To meet needs otherwise not met and to speed completion of the program on a case-by-case basis.
In year 5-
To speed completion of the program on a case-by-case basis.
6. GA performance and termination
As required by the Graduate School, the supervisor must meet with the GA to identify mutual expectations prior to the start of the assistantship. SPP requires this discussion be held before the end of the first week of the semester, and the results documented using the Mutual Expectations Statement template for TA, AA, and RA. The supervisor and GA are required to discuss, at the end of the semester, whether the mutual expectations have been met. The supervisor and GA are responsible for keeping the Mutual Expectations Statement; SPP does not collect or keep the statements.
In addition to the Mutual Expectations Statement, the supervisor may develop other tools for timekeeping and performance management, such as timesheet and performance review form. These tools and any performance evaluation metrics, if used, must be identified in the Mutual Expectations Statement at the start of the semester.
Performance issues and termination
If a GA performs poorly, the supervisor should provide clear and timely feedback to the GA and discuss ways to improve. The supervisor should issue a warning to the GA and give the GA an opportunity to demonstrate improvements before initiating the process of terminating the GA.
Under the Graduate School’s assistantship policy, a GA appointment may be terminated before the expiration of its designated term for loss of funding, for cause, for academic delinquency, by written notice, and by voluntary mutual agreement.
If the supervisor of a centrally-funded GA believes the GA appointment should be terminated for cause, the supervisor should send the recommendation to the School’s GA Committee. The supervisor should present documentation of the GA’s performance and failure to improve even after a warning was issued. Before approving the recommendation, the GA Committee will consider the evidence, seek additional documentation from the supervisor and/or GA if needed, and explore options other than termination to resolve the performance issue. If the GA appointment is to be terminated, the GA will be notified in writing.

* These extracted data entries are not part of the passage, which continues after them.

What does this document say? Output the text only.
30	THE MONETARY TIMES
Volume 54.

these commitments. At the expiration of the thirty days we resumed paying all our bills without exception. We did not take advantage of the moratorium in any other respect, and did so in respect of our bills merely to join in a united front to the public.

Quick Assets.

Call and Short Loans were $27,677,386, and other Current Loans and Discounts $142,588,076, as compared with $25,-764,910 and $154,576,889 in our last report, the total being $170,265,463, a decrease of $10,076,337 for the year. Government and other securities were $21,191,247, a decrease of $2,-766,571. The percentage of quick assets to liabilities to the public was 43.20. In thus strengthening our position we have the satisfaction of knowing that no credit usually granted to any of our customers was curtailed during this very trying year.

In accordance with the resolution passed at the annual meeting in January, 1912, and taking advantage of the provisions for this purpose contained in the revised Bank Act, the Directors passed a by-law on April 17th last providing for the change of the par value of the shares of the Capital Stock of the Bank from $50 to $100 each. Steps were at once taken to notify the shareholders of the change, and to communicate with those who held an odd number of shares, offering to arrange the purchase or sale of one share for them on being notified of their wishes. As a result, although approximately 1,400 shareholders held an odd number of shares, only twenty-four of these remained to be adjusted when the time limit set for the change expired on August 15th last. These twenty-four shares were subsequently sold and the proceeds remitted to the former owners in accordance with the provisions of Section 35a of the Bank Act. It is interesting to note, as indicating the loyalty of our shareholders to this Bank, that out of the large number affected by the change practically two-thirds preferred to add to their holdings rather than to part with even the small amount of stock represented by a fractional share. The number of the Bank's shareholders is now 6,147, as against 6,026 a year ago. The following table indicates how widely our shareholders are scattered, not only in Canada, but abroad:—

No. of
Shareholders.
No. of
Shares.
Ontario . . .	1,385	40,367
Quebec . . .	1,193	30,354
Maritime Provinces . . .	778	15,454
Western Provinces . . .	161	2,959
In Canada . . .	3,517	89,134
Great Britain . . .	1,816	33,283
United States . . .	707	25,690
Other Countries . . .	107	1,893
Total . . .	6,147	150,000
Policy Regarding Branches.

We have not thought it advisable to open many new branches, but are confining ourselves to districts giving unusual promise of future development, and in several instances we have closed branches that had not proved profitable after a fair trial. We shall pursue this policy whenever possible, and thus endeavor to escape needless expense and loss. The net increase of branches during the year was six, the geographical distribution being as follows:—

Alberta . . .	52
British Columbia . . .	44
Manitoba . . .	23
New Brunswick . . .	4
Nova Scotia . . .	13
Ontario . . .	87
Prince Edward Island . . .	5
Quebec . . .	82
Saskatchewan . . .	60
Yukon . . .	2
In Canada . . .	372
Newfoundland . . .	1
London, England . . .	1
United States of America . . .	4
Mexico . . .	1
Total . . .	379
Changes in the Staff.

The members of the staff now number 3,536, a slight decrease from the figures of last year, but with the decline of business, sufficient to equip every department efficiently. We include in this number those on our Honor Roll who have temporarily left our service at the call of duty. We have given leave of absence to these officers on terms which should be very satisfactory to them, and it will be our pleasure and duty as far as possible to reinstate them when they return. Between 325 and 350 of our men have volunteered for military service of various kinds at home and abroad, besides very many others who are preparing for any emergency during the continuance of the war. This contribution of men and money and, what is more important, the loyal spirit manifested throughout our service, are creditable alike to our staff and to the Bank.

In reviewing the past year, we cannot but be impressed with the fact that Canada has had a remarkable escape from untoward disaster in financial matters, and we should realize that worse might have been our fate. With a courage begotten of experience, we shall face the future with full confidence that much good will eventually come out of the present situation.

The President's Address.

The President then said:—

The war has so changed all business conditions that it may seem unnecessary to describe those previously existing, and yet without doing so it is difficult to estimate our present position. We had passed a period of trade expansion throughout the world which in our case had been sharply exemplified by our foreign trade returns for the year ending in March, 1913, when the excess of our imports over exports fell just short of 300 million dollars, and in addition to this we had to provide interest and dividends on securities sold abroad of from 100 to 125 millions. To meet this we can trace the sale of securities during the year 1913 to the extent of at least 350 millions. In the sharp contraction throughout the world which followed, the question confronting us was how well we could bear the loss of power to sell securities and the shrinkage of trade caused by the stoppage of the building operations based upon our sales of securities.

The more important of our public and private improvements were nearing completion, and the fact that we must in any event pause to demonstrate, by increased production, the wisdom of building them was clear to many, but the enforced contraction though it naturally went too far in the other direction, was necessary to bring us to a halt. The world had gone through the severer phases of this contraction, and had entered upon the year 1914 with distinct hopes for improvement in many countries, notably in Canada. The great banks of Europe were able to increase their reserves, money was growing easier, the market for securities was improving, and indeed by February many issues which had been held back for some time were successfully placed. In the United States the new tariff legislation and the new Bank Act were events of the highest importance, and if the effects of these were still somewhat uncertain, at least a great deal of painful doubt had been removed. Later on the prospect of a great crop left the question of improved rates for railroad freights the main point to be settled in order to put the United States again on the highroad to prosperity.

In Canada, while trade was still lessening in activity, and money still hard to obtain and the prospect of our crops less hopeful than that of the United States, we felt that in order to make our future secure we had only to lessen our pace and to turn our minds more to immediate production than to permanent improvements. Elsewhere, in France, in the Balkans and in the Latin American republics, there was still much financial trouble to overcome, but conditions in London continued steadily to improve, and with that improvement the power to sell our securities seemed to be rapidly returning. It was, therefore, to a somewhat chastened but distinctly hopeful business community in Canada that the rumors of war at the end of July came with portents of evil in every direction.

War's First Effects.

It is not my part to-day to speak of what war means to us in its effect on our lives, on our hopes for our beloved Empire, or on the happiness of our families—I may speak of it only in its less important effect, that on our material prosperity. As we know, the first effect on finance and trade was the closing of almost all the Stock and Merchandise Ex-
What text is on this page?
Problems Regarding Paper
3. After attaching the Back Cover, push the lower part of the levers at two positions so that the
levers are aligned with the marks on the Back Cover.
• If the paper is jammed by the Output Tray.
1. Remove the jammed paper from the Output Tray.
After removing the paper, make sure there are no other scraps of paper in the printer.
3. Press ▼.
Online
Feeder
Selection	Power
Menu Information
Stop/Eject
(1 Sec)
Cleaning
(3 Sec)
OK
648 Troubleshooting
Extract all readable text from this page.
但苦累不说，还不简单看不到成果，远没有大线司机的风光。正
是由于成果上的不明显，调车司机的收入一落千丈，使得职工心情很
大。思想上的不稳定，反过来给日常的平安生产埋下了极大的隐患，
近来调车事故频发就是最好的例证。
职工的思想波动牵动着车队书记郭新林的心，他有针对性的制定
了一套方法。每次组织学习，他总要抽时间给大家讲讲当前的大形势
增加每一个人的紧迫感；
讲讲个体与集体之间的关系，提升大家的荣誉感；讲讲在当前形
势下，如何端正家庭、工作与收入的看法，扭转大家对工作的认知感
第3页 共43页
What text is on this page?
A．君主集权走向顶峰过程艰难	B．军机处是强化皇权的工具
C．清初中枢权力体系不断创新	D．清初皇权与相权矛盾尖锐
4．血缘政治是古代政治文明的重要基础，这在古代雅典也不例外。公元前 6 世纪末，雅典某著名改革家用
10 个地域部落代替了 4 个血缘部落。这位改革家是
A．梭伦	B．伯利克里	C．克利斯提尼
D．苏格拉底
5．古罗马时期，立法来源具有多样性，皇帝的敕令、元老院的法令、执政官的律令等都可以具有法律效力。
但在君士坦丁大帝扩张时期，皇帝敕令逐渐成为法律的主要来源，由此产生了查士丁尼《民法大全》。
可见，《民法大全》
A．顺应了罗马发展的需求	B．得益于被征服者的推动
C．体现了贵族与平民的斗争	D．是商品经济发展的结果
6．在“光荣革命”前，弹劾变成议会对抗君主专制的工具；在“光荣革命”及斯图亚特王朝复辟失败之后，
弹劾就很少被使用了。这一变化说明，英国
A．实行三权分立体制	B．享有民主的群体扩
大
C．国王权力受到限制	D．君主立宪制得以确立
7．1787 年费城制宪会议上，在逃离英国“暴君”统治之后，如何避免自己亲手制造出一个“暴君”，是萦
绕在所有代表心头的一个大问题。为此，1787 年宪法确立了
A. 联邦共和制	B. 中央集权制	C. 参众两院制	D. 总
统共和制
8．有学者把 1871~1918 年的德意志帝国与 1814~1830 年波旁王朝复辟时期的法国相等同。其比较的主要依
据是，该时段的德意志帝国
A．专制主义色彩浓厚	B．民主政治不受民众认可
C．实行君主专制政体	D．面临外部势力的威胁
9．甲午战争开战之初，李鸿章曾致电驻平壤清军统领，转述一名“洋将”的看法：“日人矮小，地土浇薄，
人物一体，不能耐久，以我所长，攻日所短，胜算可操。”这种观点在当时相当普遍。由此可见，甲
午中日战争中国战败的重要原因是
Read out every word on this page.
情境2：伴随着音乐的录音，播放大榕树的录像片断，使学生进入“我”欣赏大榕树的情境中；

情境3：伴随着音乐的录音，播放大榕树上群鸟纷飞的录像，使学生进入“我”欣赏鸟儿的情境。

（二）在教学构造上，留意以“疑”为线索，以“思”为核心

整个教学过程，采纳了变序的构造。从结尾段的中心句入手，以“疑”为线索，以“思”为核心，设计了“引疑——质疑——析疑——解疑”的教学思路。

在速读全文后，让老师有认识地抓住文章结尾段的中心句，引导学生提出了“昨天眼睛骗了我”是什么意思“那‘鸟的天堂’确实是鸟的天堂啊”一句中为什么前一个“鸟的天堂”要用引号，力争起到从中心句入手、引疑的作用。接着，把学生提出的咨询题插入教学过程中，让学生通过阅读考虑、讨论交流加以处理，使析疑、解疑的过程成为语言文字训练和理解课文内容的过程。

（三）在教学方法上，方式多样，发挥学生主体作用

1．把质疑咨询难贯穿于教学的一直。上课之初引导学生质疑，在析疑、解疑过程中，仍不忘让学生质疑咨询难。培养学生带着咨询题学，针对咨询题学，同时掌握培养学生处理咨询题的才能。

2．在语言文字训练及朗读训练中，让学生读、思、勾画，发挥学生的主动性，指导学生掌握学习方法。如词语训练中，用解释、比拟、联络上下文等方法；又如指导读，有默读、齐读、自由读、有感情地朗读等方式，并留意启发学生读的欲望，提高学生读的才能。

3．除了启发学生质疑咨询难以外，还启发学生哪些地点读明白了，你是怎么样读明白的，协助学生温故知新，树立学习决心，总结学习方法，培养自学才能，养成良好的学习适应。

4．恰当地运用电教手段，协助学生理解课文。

Terminating a GA appointment after the semester has started will lead to several financial impacts on the student. The student will stop receiving GA stipend. The tuition remission that has been applied to the student’s account for the semester will be retracted. The health benefit will end. Out-of-state student will lose in-state tuition status.
7. GA grievance
If a GA at SPP has concerns about their workload or working condition, they should attempt to resolve these matters informally with the supervisor. If the concern cannot be resolved this way, the GA should report it to the SPP GA Coordinator, who will identify the appropriate procedures to follow depending on the nature of the issue. Such procedures may include the grievance procedures stated in the Graduate School’s assistantship policy.